Hospital Snapshots 7
Last month’s post considered clothing in the Hering photographs and the opportunities it offered for patients to express some individuality. The gestures, position and objects surrounding the sitter could also further this sense of personality.
It is probably wise to assume that, to some extent at least, the subjects were posed. Within the limits imposed by time and asylum life, each image is carefully crafted. In common with Hering’s mainstream work and in the tradition of much portrait painting, the sitter is presented with no distraction for the viewer, anything additional serving a specific purpose. Over half the Bethlem photographs merely portray the patient. Even here, it is interesting to speculate how many adopted natural poses without direction from Hering. Also, to what extent patients had a view of how they wished to represent themselves. The studied indifference suggested by the pose of John Payne (see Hospital Snapshot) is likely, given what we know about the patient, to be entirely of his own volition.

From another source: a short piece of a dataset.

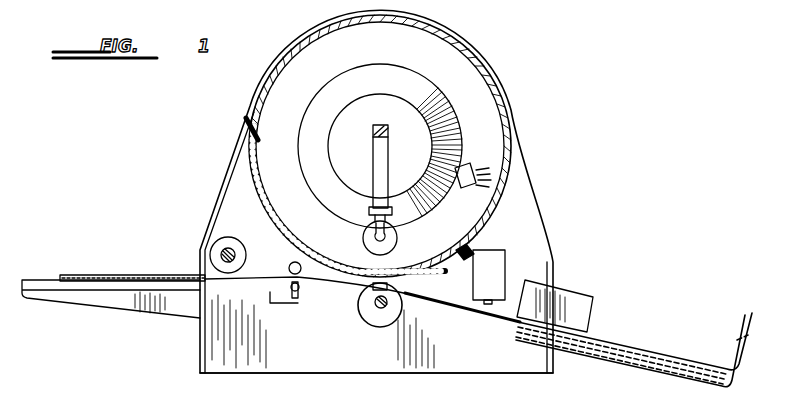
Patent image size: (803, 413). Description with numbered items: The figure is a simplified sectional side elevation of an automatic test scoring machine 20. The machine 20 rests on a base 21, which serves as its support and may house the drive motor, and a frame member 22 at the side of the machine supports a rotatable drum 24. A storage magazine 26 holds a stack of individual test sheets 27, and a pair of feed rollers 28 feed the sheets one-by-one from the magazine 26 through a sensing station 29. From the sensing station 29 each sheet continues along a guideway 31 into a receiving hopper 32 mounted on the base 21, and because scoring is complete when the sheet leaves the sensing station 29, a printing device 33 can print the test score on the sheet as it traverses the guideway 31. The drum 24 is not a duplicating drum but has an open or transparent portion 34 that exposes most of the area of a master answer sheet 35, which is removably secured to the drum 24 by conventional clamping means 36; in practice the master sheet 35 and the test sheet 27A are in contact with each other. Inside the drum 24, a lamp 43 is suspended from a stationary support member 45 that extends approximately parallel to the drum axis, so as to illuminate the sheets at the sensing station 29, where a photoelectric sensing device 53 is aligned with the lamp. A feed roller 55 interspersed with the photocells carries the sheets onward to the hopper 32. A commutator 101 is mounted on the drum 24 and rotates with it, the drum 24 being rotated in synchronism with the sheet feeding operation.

The sitters would not have known Hering at the outset and we might consider how comfortable they would feel being photographed, and what level of negotiation took place. In her photograph, Eliza Camplin ‘made some objection to her own dress, which she evidently thought not very becoming; and she at length made it a condition of her sitting quietly that she should be represented with a book in her hand. The book, indeed, was held upside down; but it did quite as well.’1 It would appear that she felt able to enter into some conversation with the photographer and also had her own ideas about what a sitter should be doing when photographed.
A number of the photographs employ the device of having the subject seemingly interrupted from a particular task, adding to the sense of naturalism; the viewer has been allowed privileged access. It is a device that Hering employed with his society figures. Elizabeth Thew was admitted to Bethlem in 1852 after being tried for the murder of her two-month-old infant. Here, her carefully parted hair and cap, her tidy appearance and half smile present a more calm and demure image than her history might suggest. She is meeting our gaze, having seemingly looked up from her needlework.
Setting and objects might also allude to more specific interests. During his time at Bethlem, Edward Oxford acquired some skill in house painting and offered to paint some of the wards. In Hering’s portrait, (Hospital Snapshots 6) he is standing as if taking a break, having just perhaps come down his ladder. The paint pot rests on the step and the brush he holds has already been used. The paint looks about to drip. The pose is an informal one; he appears relaxed, assured, his body loose. In reality, of course, this portrait is no less carefully crafted. Props such as the ladder were also practical, providing a stabilising point for a sitter who would need to remain still for some time to take account of exposure times.
Props could also be used to indicate the previous occupation. Here we see George Johnston, a merchant ship captain, his profession identified, in the tradition of occupational photography, with his sextant. He presents something of a slight figure. He is not looking to the camera but up at something unseen, perhaps the heavens whose stars would have guided his ship.